Por conta disso, a proibição que o senador Valdir Raupp quer impor com seu projeto de lei pode ser determinada como inconstitucional por qualquer juiz ciente disso. No entanto, a lei precisa ser primeiramente aprovada, e só então poderá ser anulada.
Mas nisso encontramos um problema. Apesar de serem vistos mundialmente dessa forma ? como propriedade intelectual - por organizações, há uma indecisão por parte do governo brasileiro em caracterizar videogames como o resto do mundo. "Infelizmente, no Brasil, de maneira errônea, os games não são encarados como produto integrante do gênero propriedade intelectual, apesar do nosso País ser um estado-membro da Organização Mundial da Propriedade Intelectual (OMPI)."
Para a OMPI, propriedades intelectuais são invenções, obras literárias e artísticas, símbolos, nomes, imagens, desenhos e modelos utilizados pelo comércio.
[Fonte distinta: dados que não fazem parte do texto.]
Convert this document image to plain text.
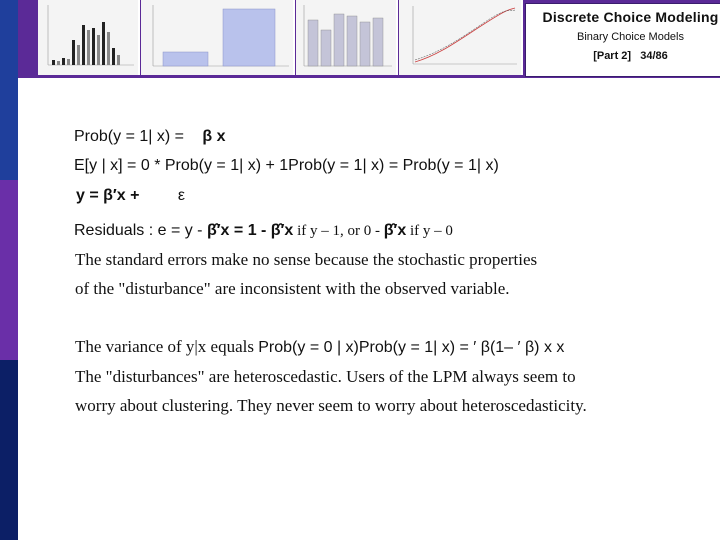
Discrete Choice Modeling
Binary Choice Models
[Part 2] 34/86
Prob(y = 1| x) = β x
E[y | x] = 0 * Prob(y = 1| x) + 1Prob(y = 1| x) = Prob(y = 1| x)
y = β′x + ε
Residuals : e = y - β̂′x = 1 - β̂′x if y – 1, or 0 - β̂′x if y – 0
The standard errors make no sense because the stochastic properties
of the "disturbance" are inconsistent with the observed variable.
The variance of y|x equals Prob(y = 0 | x)Prob(y = 1| x) = ′ β(1– ′ β) x x
The "disturbances" are heteroscedastic. Users of the LPM always seem to
worry about clustering. They never seem to worry about heteroscedasticity.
Propriedades intelectuais são ainda divididas em duas áreas, a Propriedade Industrial e o Direito Autoral. É neste último que estão os softwares de computador, dentro do qual estão os jogos eletrônicos.
"O vídeogame hoje é considerado direito autoral na indústria cultural de forma equivalente às produções relacionadas a cinema, música, televisão, publicidade e até mesmo moda. Ou seja, em nada podem ser diferenciados de livros, filmes, programas de TV e outras formas de entretenimento que recebem a mesma espécie de proteção."
Diante disso, por que há relutância em classificar os jogos como propriedade intelectual? "Particularmente, acredito que o poder estatal não percebe os games como propriedade intelectual por puro preconceito e ignorância", diz Castilho. "Essa visão retrógrada em relação aos games não se restringe apenas ao Legislativo, como está sendo mostrado com o projeto de Lei n. 170/2006, de autoria do Senador Valdir Raupp."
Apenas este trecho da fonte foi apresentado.